Dave Brubeck, Legendary Jazz Musician, Dies at 91

Dave Brubeck  Peter Pakvis/Redferns

Jazz musician Dave Brubeck died of heart failure Wednesday, Dec. 5, at age 91 in Norwalk, Connecticut, according to the Associated Press. He would have been 92 on Thursday.

The pianist and composer, who lived in nearby Wilton, formed The Dave Brubeck Quartet in 1951. In 1954 Mr. Brubeck was the first jazz musician to be featured on the cover of Time magazine. The band helped reinvigorate jazz music during that era, thanks to their 1959 recording of "Take Five" — the first jazz single to sell one million copies.

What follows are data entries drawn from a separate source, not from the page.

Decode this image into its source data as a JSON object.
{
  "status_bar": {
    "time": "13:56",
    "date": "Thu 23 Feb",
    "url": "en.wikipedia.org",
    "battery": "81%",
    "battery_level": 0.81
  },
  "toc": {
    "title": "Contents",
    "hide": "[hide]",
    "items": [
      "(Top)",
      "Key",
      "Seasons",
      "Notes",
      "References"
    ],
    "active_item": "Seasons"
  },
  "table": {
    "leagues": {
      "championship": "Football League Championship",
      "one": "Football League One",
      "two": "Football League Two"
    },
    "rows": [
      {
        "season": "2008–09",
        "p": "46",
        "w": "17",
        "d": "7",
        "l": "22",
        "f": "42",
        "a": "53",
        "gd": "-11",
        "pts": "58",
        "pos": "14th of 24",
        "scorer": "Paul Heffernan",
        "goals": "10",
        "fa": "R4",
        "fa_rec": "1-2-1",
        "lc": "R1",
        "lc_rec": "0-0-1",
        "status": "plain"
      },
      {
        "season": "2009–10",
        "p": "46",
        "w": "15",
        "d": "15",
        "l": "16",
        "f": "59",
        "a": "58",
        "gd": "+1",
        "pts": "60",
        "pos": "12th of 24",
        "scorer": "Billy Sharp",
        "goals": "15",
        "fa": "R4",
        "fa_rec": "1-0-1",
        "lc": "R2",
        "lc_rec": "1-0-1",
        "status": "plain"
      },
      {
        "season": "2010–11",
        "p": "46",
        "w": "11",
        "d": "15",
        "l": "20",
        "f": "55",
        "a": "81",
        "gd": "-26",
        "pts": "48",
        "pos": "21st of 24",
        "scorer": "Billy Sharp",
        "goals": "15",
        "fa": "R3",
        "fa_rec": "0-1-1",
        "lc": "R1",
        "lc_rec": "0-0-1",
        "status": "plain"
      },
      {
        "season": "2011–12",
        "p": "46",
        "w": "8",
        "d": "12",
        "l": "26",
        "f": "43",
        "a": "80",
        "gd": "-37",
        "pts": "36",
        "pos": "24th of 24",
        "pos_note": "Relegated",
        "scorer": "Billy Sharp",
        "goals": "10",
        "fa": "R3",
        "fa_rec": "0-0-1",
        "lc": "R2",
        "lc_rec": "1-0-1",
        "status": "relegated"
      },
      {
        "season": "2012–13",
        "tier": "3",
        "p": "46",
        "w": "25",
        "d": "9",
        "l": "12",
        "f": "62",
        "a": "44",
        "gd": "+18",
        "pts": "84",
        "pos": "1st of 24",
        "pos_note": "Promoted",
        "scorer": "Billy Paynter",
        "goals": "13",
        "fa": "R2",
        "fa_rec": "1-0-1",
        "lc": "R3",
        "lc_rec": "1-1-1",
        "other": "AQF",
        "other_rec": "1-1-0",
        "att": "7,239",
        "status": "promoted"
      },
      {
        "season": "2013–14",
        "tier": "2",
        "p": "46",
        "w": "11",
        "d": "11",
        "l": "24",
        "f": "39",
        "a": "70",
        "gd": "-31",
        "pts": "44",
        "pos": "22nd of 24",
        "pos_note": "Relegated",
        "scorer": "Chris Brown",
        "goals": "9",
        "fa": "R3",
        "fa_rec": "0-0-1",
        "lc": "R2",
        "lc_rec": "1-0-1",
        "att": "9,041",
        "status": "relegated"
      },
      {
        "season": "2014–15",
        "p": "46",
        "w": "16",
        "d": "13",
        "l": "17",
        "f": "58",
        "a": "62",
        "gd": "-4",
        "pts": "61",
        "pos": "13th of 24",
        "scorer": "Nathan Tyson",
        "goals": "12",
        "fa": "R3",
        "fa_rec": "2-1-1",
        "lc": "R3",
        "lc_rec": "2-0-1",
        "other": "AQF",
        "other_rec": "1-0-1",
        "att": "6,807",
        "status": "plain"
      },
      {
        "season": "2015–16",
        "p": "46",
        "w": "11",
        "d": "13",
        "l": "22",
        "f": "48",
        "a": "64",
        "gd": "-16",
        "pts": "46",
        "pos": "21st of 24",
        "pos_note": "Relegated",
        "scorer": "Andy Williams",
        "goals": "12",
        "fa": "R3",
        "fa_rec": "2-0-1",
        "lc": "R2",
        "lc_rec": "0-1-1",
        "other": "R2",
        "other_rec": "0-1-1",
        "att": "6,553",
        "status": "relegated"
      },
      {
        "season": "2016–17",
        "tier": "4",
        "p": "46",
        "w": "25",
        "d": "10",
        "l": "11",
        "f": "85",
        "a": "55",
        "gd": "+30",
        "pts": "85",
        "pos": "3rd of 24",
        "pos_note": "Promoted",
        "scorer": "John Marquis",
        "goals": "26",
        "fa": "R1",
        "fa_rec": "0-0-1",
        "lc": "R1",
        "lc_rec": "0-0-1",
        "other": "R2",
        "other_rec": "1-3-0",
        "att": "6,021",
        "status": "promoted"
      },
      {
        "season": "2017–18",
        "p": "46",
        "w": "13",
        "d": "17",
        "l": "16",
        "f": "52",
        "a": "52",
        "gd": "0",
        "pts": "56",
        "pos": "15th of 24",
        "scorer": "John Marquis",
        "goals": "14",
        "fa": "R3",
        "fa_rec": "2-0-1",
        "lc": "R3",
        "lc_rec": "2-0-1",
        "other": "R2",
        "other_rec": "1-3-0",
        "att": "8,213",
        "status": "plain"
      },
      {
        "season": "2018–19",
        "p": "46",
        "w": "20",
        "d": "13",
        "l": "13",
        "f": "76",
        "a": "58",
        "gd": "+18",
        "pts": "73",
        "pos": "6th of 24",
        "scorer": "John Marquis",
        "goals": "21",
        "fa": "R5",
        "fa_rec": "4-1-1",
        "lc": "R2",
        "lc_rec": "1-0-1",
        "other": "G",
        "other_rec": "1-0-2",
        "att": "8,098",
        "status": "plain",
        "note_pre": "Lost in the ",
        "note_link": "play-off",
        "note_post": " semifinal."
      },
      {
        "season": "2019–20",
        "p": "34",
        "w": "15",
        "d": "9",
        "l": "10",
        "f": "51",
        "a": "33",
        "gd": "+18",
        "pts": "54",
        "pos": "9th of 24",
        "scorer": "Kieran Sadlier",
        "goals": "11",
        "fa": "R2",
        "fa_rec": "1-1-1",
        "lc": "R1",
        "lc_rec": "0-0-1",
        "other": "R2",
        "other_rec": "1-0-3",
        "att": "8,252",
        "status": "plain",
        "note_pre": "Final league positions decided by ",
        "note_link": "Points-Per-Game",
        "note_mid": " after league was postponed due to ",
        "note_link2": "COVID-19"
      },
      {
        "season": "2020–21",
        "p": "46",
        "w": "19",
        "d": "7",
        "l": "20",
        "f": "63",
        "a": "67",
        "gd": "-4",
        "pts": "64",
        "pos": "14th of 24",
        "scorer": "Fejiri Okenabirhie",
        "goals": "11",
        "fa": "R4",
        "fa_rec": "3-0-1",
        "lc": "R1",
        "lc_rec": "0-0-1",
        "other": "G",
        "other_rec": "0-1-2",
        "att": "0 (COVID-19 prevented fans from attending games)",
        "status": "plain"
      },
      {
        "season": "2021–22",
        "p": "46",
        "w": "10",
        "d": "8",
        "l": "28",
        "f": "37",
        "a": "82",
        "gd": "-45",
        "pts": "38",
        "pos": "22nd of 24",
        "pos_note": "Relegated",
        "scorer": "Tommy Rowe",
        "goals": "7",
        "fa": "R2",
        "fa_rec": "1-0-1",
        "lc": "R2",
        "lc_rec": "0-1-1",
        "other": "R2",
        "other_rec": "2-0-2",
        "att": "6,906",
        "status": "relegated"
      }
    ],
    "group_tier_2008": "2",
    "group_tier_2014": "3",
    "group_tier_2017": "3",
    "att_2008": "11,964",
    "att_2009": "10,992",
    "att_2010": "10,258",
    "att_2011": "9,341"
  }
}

In addition to releasing original hits like "Time Out" and "It's a Raggy Waltz," the Dave Brubeck Quartet also overhauled famous stands like "You Go to My Head" and "Pennies From Heaven."

In 1986, Brubeck was inducted into the Big Band and Jazz Hall of Fame. Even in his later years, he continued to make music and perform.

"One of the reasons I believe in jazz is that the oneness of man can come through the rhythm of your heart," he told The New York Times in 2010. "It's the same anyplace in the world, that heartbeat. It's the first thing you hear when you're born — or before you're born — and it's the last thing you hear."

The musician is survived by his wife, Iola Whitlock, whom he met as a student at College of the Pacific in Stockton, Calif. They married in 1942 and had six children: Darius, Dan, Chris, Matthew, Michael and Cathy. (Michael died several years ago.) Brubeck leaves behind 10 grandchildren and four great-grandchildren.